Ibsen’s slowest, barest, bleakest play is a study of walking dead. People whose lives have long been over and who come to realise this in the course of an evening. Macdonald has assembled a stellar cast who can play all nuances of desperation, desparate hope, pretended grandeur or loneliness. Fiona Shaw in particular, as the wife of the disgraced bank manager Borkman who sets all her hope in her son who she wants to restore the family honor, is frightening in her desperate bitterness, her futile struggle against annihilation. Alan Rickman, playing Borkman, is quieter, more reserved, but even more encaged in his belief in his greatness, or rather his clinging on to it despite knowing better. He resists the temptation to show of and creates much more intensity by holding back. Lindsay Duncan as Borkman’s great love and Mrs. Borkman’s sister pales a little as the most realistic, the most resigned of the protagonists.
The bleakness, the hopelessness is spot on but it’s never too much.
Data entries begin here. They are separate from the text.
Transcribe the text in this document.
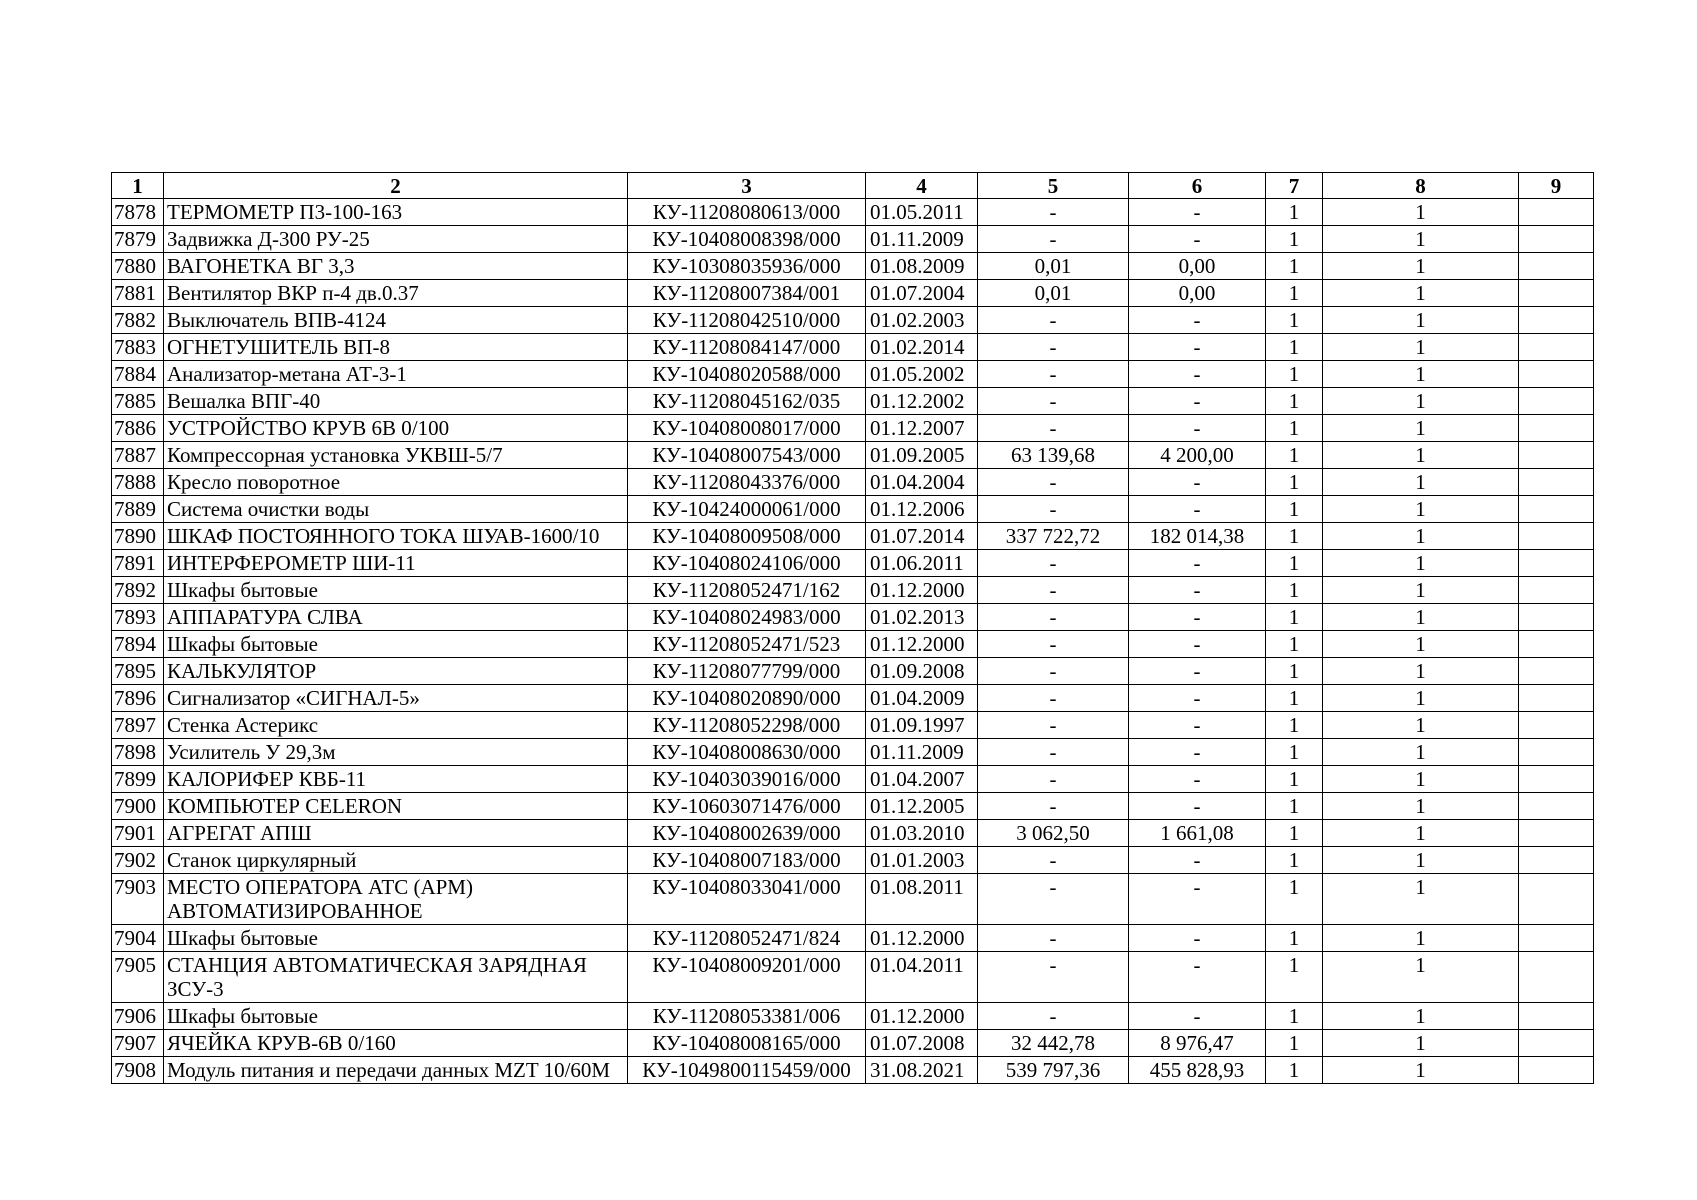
1	2	3	4	5	6	7	8	9
7878	ТЕРМОМЕТР П3-100-163	КУ-11208080613/000	01.05.2011	-	-	1	1	
7879	Задвижка Д-300 РУ-25	КУ-10408008398/000	01.11.2009	-	-	1	1	
7880	ВАГОНЕТКА ВГ 3,3	КУ-10308035936/000	01.08.2009	0,01	0,00	1	1	
7881	Вентилятор ВКР п-4 дв.0.37	КУ-11208007384/001	01.07.2004	0,01	0,00	1	1	
7882	Выключатель ВПВ-4124	КУ-11208042510/000	01.02.2003	-	-	1	1	
7883	ОГНЕТУШИТЕЛЬ ВП-8	КУ-11208084147/000	01.02.2014	-	-	1	1	
7884	Анализатор-метана АТ-3-1	КУ-10408020588/000	01.05.2002	-	-	1	1	
7885	Вешалка ВПГ-40	КУ-11208045162/035	01.12.2002	-	-	1	1	
7886	УСТРОЙСТВО КРУВ 6В 0/100	КУ-10408008017/000	01.12.2007	-	-	1	1	
7887	Компрессорная установка УКВШ-5/7	КУ-10408007543/000	01.09.2005	63 139,68	4 200,00	1	1	
7888	Кресло поворотное	КУ-11208043376/000	01.04.2004	-	-	1	1	
7889	Система очистки воды	КУ-10424000061/000	01.12.2006	-	-	1	1	
7890	ШКАФ ПОСТОЯННОГО ТОКА ШУАВ-1600/10	КУ-10408009508/000	01.07.2014	337 722,72	182 014,38	1	1	
7891	ИНТЕРФЕРОМЕТР ШИ-11	КУ-10408024106/000	01.06.2011	-	-	1	1	
7892	Шкафы бытовые	КУ-11208052471/162	01.12.2000	-	-	1	1	
7893	АППАРАТУРА СЛВА	КУ-10408024983/000	01.02.2013	-	-	1	1	
7894	Шкафы бытовые	КУ-11208052471/523	01.12.2000	-	-	1	1	
7895	КАЛЬКУЛЯТОР	КУ-11208077799/000	01.09.2008	-	-	1	1	
7896	Сигнализатор «СИГНАЛ-5»	КУ-10408020890/000	01.04.2009	-	-	1	1	
7897	Стенка Астерикс	КУ-11208052298/000	01.09.1997	-	-	1	1	
7898	Усилитель У 29,3м	КУ-10408008630/000	01.11.2009	-	-	1	1	
7899	КАЛОРИФЕР КВБ-11	КУ-10403039016/000	01.04.2007	-	-	1	1	
7900	КОМПЬЮТЕР CELERON	КУ-10603071476/000	01.12.2005	-	-	1	1	
7901	АГРЕГАТ АПШ	КУ-10408002639/000	01.03.2010	3 062,50	1 661,08	1	1	
7902	Станок циркулярный	КУ-10408007183/000	01.01.2003	-	-	1	1	
7903	МЕСТО ОПЕРАТОРА АТС (АРМ) АВТОМАТИЗИРОВАННОЕ	КУ-10408033041/000	01.08.2011	-	-	1	1	
7904	Шкафы бытовые	КУ-11208052471/824	01.12.2000	-	-	1	1	
7905	СТАНЦИЯ АВТОМАТИЧЕСКАЯ ЗАРЯДНАЯ ЗСУ-3	КУ-10408009201/000	01.04.2011	-	-	1	1	
7906	Шкафы бытовые	КУ-11208053381/006	01.12.2000	-	-	1	1	
7907	ЯЧЕЙКА КРУВ-6В 0/160	КУ-10408008165/000	01.07.2008	32 442,78	8 976,47	1	1	
7908	Модуль питания и передачи данных MZT 10/60М	КУ-1049800115459/000	31.08.2021	539 797,36	455 828,93	1	1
And the main reason lies in Frank McGuinness who wrote this new, cleaner and fresher text version and James Mcdonald opting to explore the comic potential of this play that often leads to static, painfully slow and boring productions. Not much happens here, the story has been told, it’s over, except not everyone is aware of it. It’s difficult to stage but crew and cast have found a way. They turn the self-deception, the pretences of greatness, the hope against reality, they border on the ridiculous. In the hands of Rickman and Shaw in particular, the ridicolousness is released.
These are moments though which highlight the hopelessness of the aspirations rather than easing the weight of the despair. Through the laughter the walking dead become more visible. There is another temptation Macdonald avoids: He does not choose to transport the play into the present, an obvious idea in a time in which banks have become synonymous with the crisis facing the world economy. This is not a study on capitalism, it is a more universal story on human behaviour, on hope, hate, love, too, and the shells all of us hide in sometimes. The play shows what happens when we can’t leave them anymore.
The final act is a bit of a problem as finally the melodrama takes over leaving a sour taste. Up to this point though this is a well-balanced, intense production which proves the dramatic potential of this stubborn play.